Harper Logan J, Farver Carol F, Yadav Ruchi, Culver Daniel A
Department of Pulmonary and Critical Care Medicine, Integrated Hospital Care Institute, Cleveland Clinic, Cleveland, OH, USA.
Department of Pathology, Cleveland Clinic, Cleveland, OH, USA.
J Autoimmun. 2024 Dec;149:103288. doi: 10.1016/j.jaut.2024.103288. Epub 2024 Jul 31.

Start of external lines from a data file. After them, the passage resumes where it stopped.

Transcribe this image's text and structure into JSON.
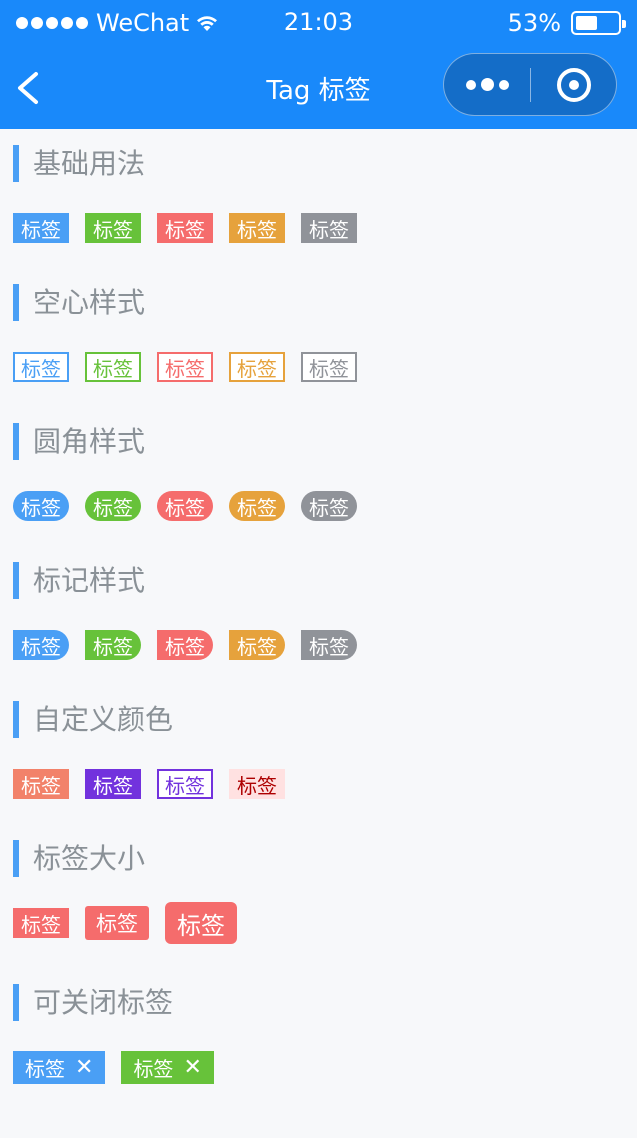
{
  "status_bar": {
    "carrier": "WeChat",
    "time": "21:03",
    "battery": "53%",
    "battery_level": 0.53
  },
  "nav": {
    "title": "Tag 标签"
  },
  "colors": {
    "primary": "#4a9ff5",
    "success": "#67c23a",
    "danger": "#f56c6c",
    "warning": "#e6a23c",
    "gray": "#909399",
    "custom_1": "#f2826a",
    "custom_2": "#7232dd",
    "custom_3_text": "#ad0000",
    "custom_3_bg": "#ffe1e1"
  },
  "sections": [
    {
      "title": "基础用法",
      "tags": [
        "标签",
        "标签",
        "标签",
        "标签",
        "标签"
      ]
    },
    {
      "title": "空心样式",
      "tags": [
        "标签",
        "标签",
        "标签",
        "标签",
        "标签"
      ]
    },
    {
      "title": "圆角样式",
      "tags": [
        "标签",
        "标签",
        "标签",
        "标签",
        "标签"
      ]
    },
    {
      "title": "标记样式",
      "tags": [
        "标签",
        "标签",
        "标签",
        "标签",
        "标签"
      ]
    },
    {
      "title": "自定义颜色",
      "tags": [
        "标签",
        "标签",
        "标签",
        "标签"
      ]
    },
    {
      "title": "标签大小",
      "tags": [
        "标签",
        "标签",
        "标签"
      ]
    },
    {
      "title": "可关闭标签",
      "tags": [
        "标签",
        "标签"
      ]
    }
  ]
}
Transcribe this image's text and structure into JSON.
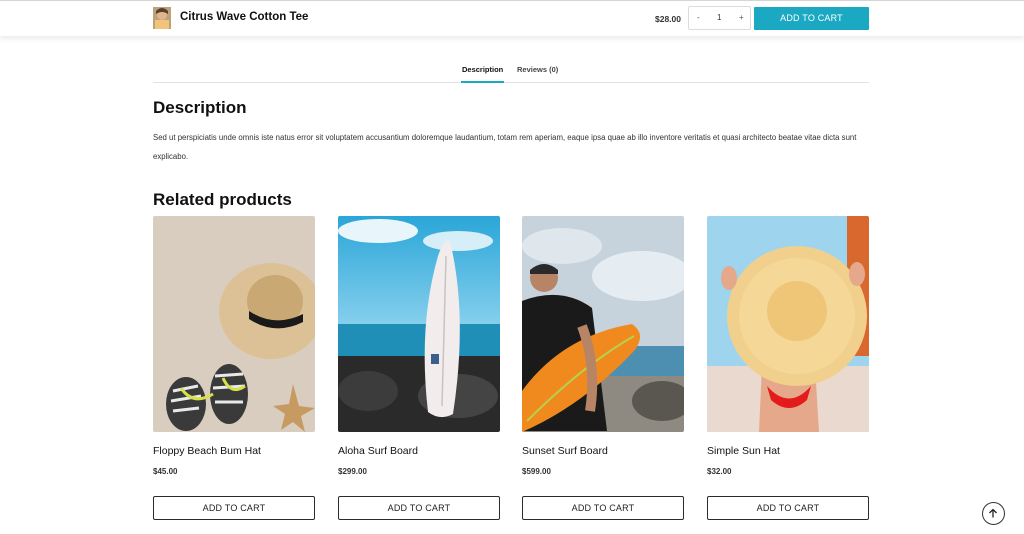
{
  "sticky_bar": {
    "product_title": "Citrus Wave Cotton Tee",
    "price": "$28.00",
    "quantity": "1",
    "minus_label": "-",
    "plus_label": "+",
    "add_to_cart": "ADD TO CART",
    "accent_color": "#1aa8c2"
  },
  "tabs": [
    {
      "label": "Description",
      "active": true
    },
    {
      "label": "Reviews (0)",
      "active": false
    }
  ],
  "description": {
    "heading": "Description",
    "text": "Sed ut perspiciatis unde omnis iste natus error sit voluptatem accusantium doloremque laudantium, totam rem aperiam, eaque ipsa quae ab illo inventore veritatis et quasi architecto beatae vitae dicta sunt explicabo."
  },
  "related": {
    "heading": "Related products",
    "products": [
      {
        "name": "Floppy Beach Bum Hat",
        "price": "$45.00",
        "button": "ADD TO CART",
        "image_icon": "straw-hat-flip-flops"
      },
      {
        "name": "Aloha Surf Board",
        "price": "$299.00",
        "button": "ADD TO CART",
        "image_icon": "surfboard-sea"
      },
      {
        "name": "Sunset Surf Board",
        "price": "$599.00",
        "button": "ADD TO CART",
        "image_icon": "orange-surfboard-surfer"
      },
      {
        "name": "Simple Sun Hat",
        "price": "$32.00",
        "button": "ADD TO CART",
        "image_icon": "sun-hat-woman"
      }
    ]
  },
  "scroll_top_icon": "arrow-up-icon"
}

Sarcoidosis is a multisystem granulomatous syndrome that arises from a persistent immune response to a triggering antigen(s). There is no "gold standard" test or algorithm for the diagnosis of sarcoidosis, making the diagnosis one of exclusion. The presentation of the disease varies substantially between individuals, in both the number of organs involved, and the manifestations seen in individual organs. These qualities dictate that health care providers diagnosing sarcoidosis must consider a wide range of possible alternative diagnoses, from across a range of presentations and medical specialties (infectious, inflammatory, cardiac, neurologic). Current guideline-based diagnosis of sarcoidosis recommends fulfillment of three criteria: 1) compatible clinical presentation and/or imaging 2) demonstration of granulomatous inflammation by biopsy (when possible) and, 3) exclusion of alternative causes, but do not provide guidance on standardized strategies for exclusion of alternative diagnoses. In this review, we provide a summary of the most common differential diagnoses for sarcoidosis involvement of lung, eye, skin, central nervous system, heart, liver, and kidney. We then propose a framework for testing to exclude alternative diagnoses based on pretest probability of sarcoidosis, defined as high (typical findings with sarcoidosis involvement confirmed in another organ), moderate (typical findings in a single organ), or low (atypical/findings suggesting of an alternative diagnosis). This work highlights the need for informed and careful exclusion of alternative diagnoses in sarcoidosis.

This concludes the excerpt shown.